An alternative command syntax is to use dataclasses with a __call__ method. To support this pattern, Cyclopts provides the "call_if_callable" result action, which can be composed with other result actions.

Basic Example

Here's a simple example using the dataclass command pattern:

# greeter.py
from dataclasses import dataclass, KW_ONLY
from cyclopts import App

app = App(result_action=["call_if_callable", "print_non_int_sys_exit"])

@app.command
@dataclass
class Greet:
    """Greet someone with a message."""

    name: str = "World"
    _: KW_ONLY
    formal: bool = False

    def __call__(self):
        greeting = "Hello" if self.formal else "Hey"
        return f"{greeting} {self.name}."

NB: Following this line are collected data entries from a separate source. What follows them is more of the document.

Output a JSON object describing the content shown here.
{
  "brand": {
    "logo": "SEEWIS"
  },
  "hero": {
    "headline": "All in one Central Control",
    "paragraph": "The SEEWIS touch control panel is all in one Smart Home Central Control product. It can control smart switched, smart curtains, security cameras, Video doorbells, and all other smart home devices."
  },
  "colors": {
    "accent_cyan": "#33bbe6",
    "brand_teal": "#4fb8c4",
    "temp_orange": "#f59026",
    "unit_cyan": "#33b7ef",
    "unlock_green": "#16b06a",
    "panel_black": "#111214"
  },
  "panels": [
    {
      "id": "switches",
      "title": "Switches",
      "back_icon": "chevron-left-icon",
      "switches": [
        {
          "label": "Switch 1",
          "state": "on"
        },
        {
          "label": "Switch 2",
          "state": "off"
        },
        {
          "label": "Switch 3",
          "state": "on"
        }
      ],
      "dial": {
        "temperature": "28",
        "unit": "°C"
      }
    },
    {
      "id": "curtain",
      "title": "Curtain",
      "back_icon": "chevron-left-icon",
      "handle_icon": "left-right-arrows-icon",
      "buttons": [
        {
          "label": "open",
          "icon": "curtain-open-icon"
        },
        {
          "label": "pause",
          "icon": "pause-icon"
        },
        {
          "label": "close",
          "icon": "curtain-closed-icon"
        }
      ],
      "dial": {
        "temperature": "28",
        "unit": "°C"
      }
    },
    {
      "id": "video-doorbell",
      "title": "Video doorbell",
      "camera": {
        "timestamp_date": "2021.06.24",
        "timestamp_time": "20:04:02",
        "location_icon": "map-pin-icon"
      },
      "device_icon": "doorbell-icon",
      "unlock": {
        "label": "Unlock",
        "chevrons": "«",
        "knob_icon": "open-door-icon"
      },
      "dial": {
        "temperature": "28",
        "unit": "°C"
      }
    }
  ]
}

if __name__ == "__main__":
    app()

Running this application:

$ python greeter.py greet
Hey World.

$ python greeter.py greet Alice
Hey Alice.

$ python greeter.py greet Bob --formal
Hello Bob.

How It Works

The result_action=["call_if_callable", "print_non_int_sys_exit"] creates a pipeline:

  1. call_if_callable: After parsing, Cyclopts creates an instance of the Greet dataclass. This action checks if the result is callable (it is, because of __call__), and calls it with no arguments.

  2. print_non_int_sys_exit: Takes the string returned by __call__ and prints it, then exits.

Without "call_if_callable", the app would try to print the dataclass instance itself instead of calling it and printing the result.